The second row damaged knee ligaments playing for Currie at Boroughmuir in the Premiership. The injury, suffered in a match which was part of a comeback plan for the 26-year-old, was initially downplayed. However, time has not proved a healer on this occasion and the man whose rugby cv includes 48 outings for Edinburgh highlighted by a substitute appearance in the Heineken European Cup semi-final against Ulster in Dublin last year, is looking to the future by setting up the Pro’sLife Rugby Academy in conjunction with another 
ex-Edinburgh player whose career has been blighted by knocks, James King.

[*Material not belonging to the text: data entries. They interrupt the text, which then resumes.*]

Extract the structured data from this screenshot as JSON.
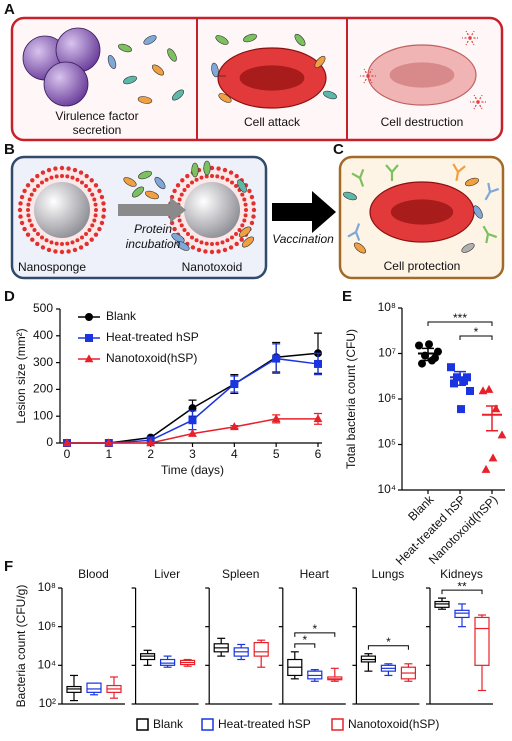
{
  "diagram": {
    "A": {
      "label": "A",
      "captions": [
        {
          "lines": [
            "Virulence factor",
            "secretion"
          ]
        },
        {
          "lines": [
            "Cell attack"
          ]
        },
        {
          "lines": [
            "Cell destruction"
          ]
        }
      ]
    },
    "B": {
      "label": "B",
      "left": "Nanosponge",
      "arrow": [
        "Protein",
        "incubation"
      ],
      "right": "Nanotoxoid"
    },
    "vaccination": "Vaccination",
    "C": {
      "label": "C",
      "caption": "Cell protection"
    }
  },
  "chart_data": [
    {
      "label": "D",
      "type": "line",
      "x": [
        0,
        1,
        2,
        3,
        4,
        5,
        6
      ],
      "xlim": [
        0,
        6
      ],
      "xticks": [
        0,
        1,
        2,
        3,
        4,
        5,
        6
      ],
      "ylim": [
        0,
        500
      ],
      "yticks": [
        0,
        100,
        200,
        300,
        400,
        500
      ],
      "x_label": "Time (days)",
      "y_label": "Lesion size (mm²)",
      "series": [
        {
          "name": "Blank",
          "color": "#000000",
          "marker": "circle",
          "values": [
            0,
            0,
            20,
            130,
            220,
            320,
            335
          ],
          "errors": [
            0,
            0,
            0,
            30,
            35,
            55,
            75
          ]
        },
        {
          "name": "Heat-treated hSP",
          "color": "#1a35e0",
          "marker": "square",
          "values": [
            0,
            0,
            10,
            85,
            220,
            315,
            295
          ],
          "errors": [
            0,
            0,
            0,
            35,
            30,
            55,
            40
          ]
        },
        {
          "name": "Nanotoxoid(hSP)",
          "color": "#e8202a",
          "marker": "triangle",
          "values": [
            0,
            0,
            0,
            35,
            60,
            90,
            90
          ],
          "errors": [
            0,
            0,
            0,
            0,
            5,
            15,
            20
          ]
        }
      ]
    },
    {
      "label": "E",
      "type": "dot",
      "log": true,
      "categories": [
        "Blank",
        "Heat-treated hSP",
        "Nanotoxoid(hSP)"
      ],
      "colors": [
        "#000000",
        "#1a35e0",
        "#e8202a"
      ],
      "markers": [
        "circle",
        "square",
        "triangle"
      ],
      "points": [
        [
          15000000,
          9000000,
          7000000,
          11000000,
          6000000,
          16000000,
          8000000
        ],
        [
          5000000,
          3000000,
          2500000,
          1500000,
          2200000,
          600000,
          3000000
        ],
        [
          1500000,
          1600000,
          600000,
          160000,
          28000,
          50000
        ]
      ],
      "means": [
        10000000,
        3000000,
        450000
      ],
      "errors": [
        3000000,
        1000000,
        250000
      ],
      "ylim": [
        10000,
        100000000
      ],
      "yticks": [
        {
          "value": 10000,
          "label": "10⁴"
        },
        {
          "value": 100000,
          "label": "10⁵"
        },
        {
          "value": 1000000,
          "label": "10⁶"
        },
        {
          "value": 10000000,
          "label": "10⁷"
        },
        {
          "value": 100000000,
          "label": "10⁸"
        }
      ],
      "y_label": "Total bacteria count (CFU)",
      "significance": [
        {
          "text": "*",
          "from": 1,
          "to": 2
        },
        {
          "text": "***",
          "from": 0,
          "to": 2
        }
      ]
    },
    {
      "label": "F",
      "type": "box",
      "log": true,
      "ylim": [
        100,
        100000000
      ],
      "yticks": [
        {
          "value": 100,
          "label": "10²"
        },
        {
          "value": 10000,
          "label": "10⁴"
        },
        {
          "value": 1000000,
          "label": "10⁶"
        },
        {
          "value": 100000000,
          "label": "10⁸"
        }
      ],
      "y_label": "Bacteria count (CFU/g)",
      "series": [
        {
          "name": "Blank",
          "color": "#000000"
        },
        {
          "name": "Heat-treated hSP",
          "color": "#1a35e0"
        },
        {
          "name": "Nanotoxoid(hSP)",
          "color": "#e8202a"
        }
      ],
      "panels": [
        {
          "title": "Blood",
          "boxes": [
            [
              150,
              400,
              600,
              800,
              3000
            ],
            [
              300,
              400,
              600,
              1200,
              1200
            ],
            [
              200,
              400,
              600,
              900,
              2500
            ]
          ]
        },
        {
          "title": "Liver",
          "boxes": [
            [
              10000,
              20000,
              30000,
              40000,
              60000
            ],
            [
              8000,
              10000,
              13000,
              20000,
              30000
            ],
            [
              9000,
              11000,
              14000,
              18000,
              20000
            ]
          ]
        },
        {
          "title": "Spleen",
          "boxes": [
            [
              30000,
              50000,
              80000,
              130000,
              250000
            ],
            [
              20000,
              30000,
              50000,
              80000,
              120000
            ],
            [
              8000,
              30000,
              50000,
              150000,
              200000
            ]
          ]
        },
        {
          "title": "Heart",
          "boxes": [
            [
              2000,
              3000,
              8000,
              20000,
              50000
            ],
            [
              1500,
              2000,
              3000,
              5000,
              6000
            ],
            [
              1500,
              1800,
              2000,
              2500,
              7000
            ]
          ],
          "significance": [
            {
              "text": "*",
              "from": 0,
              "to": 1
            },
            {
              "text": "*",
              "from": 0,
              "to": 2
            }
          ]
        },
        {
          "title": "Lungs",
          "boxes": [
            [
              5000,
              15000,
              20000,
              30000,
              40000
            ],
            [
              3000,
              5000,
              7000,
              10000,
              12000
            ],
            [
              1500,
              2000,
              4000,
              8000,
              12000
            ]
          ],
          "significance": [
            {
              "text": "*",
              "from": 0,
              "to": 2
            }
          ]
        },
        {
          "title": "Kidneys",
          "boxes": [
            [
              8000000,
              10000000,
              15000000,
              20000000,
              30000000
            ],
            [
              1000000,
              3000000,
              5000000,
              7000000,
              15000000
            ],
            [
              500,
              10000,
              800000,
              3000000,
              4000000
            ]
          ],
          "significance": [
            {
              "text": "**",
              "from": 0,
              "to": 2
            }
          ]
        }
      ]
    }
  ]
}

“One of the many things I learned about the pro game is that your life can be turned out in a fraction of a second,” said Turnbull.

“In my case, I still felt I had a lot to give on the playing front having signed a contract extension in 2011 but the injury I picked up at Meggetland was one too many and it came to the point where my body couldn’t handle the collisions any 
longer.

“It took a week or two to come to terms with not being able to play again then I accepted I could look back on some unbelievable experiences.

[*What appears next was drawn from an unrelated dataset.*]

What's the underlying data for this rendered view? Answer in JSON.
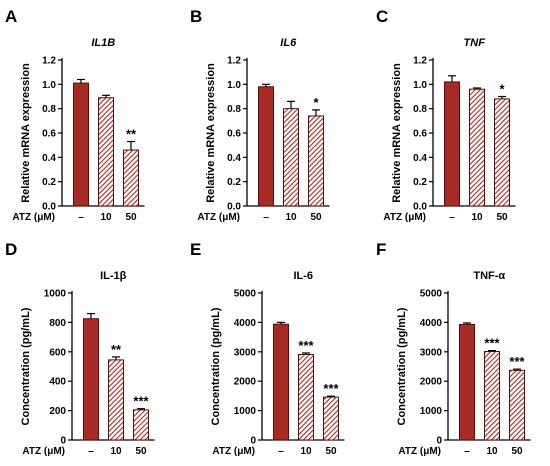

“After that, it was a case of fast-forwarding a coaching programme James and I had planned to set up at some stage in the future.

“Throughout my treatment, I was given every support to try to pull through and return to playing while Red Sky Management did a lot to help me look beyond playing days but it comes to every sportsman at some stage and I was no 
different.”

A large part of Turnbull’s rugby education was that Euro semi which Edinburgh lost 22-19 although his debut had actually come six years earlier only for a series of injury breaks occuring to prevent potential being truly fulfilled.

“I’m convinced that if that semi had continued for a further five minutes we’d have beaten Ulster and gone on to play in the final,” he said, adding: “Jim Thompson had just scored a try in the closing moments and we had Ulster on the back foot but it wasn’t to be.”

A week later, Turnbull, who had replaced Grant Gilchrist in the semi-final, returned to Murrayfield for the concluding Rabo Direct League clash with Treviso not knowing that it would be the last time he’d pull on the Edinburgh shirt first worn as a 19-year-old. “Of all the players I faced, the most difficult was Paul O’Connell of Munster with his all-round game but, when I joined 
Edinburgh as an apprentice, Al 
Kellock hadn’t yet moved across to Glasgow and he was a big help.

“On the coaching front, I learned from two World Cup winners in Andy Robinson and Neil Back while Rob Moffat (ex Edinburgh) is someone I still speak with.”

A member of the Scotland A side at the 2011 Nations Cup in Romania under Sean Lineen’s guidance and capped at every age group level, Turnbull will seek to incorporate the teachings of his mentors while emphasising other aspects of rugby.

“James and I have made a decision to restrict the numbers at our courses to 50 so as to give more individual attention and there will be an accent on achieving a healthy lifestyle and passing on all the things that are form part of everyday life as a professional.

“Through being at Edinburgh I had the opportunity to do bits and bobs of coaching at grassroots level and it took me back to when I pitched up at Stirling County, aged 11, with some pals.”

Until then Turnbull had been a promising tennis player occasionally hitting in Dunblane with his school-mate, one Andy Murray.

“You could tell, even away back then, that Andy was going to be something special” he said.

As for Turnbull, though, it is one of his sporting aims just to get back on court.

“I was a decent junior player until rugby took over and there should be no reason why I can’t get back involved to some extent.

“It is the contact element that rules me out of rugby but, for the moment, all the focus is on getting involved in coaching.”

• PRO’SLIFE RUGBY CAMPS include Raeburn Place, Edinburgh, from July 15-17 (13-15 year olds) and July 18-20 (10-12 year olds). For further details see: www.proslife.co.uk

• MURRAYFIELD Wanderers 
have appointed ex-Currie centre David Wilson as their new coach. Wilson’s cv includes 
assisting Glasgow Hawks in the Premiership as well as Dalziel and Glasgow Accies. Jamie MacFarlane had to turn down the post for family reasons two days after being appointed.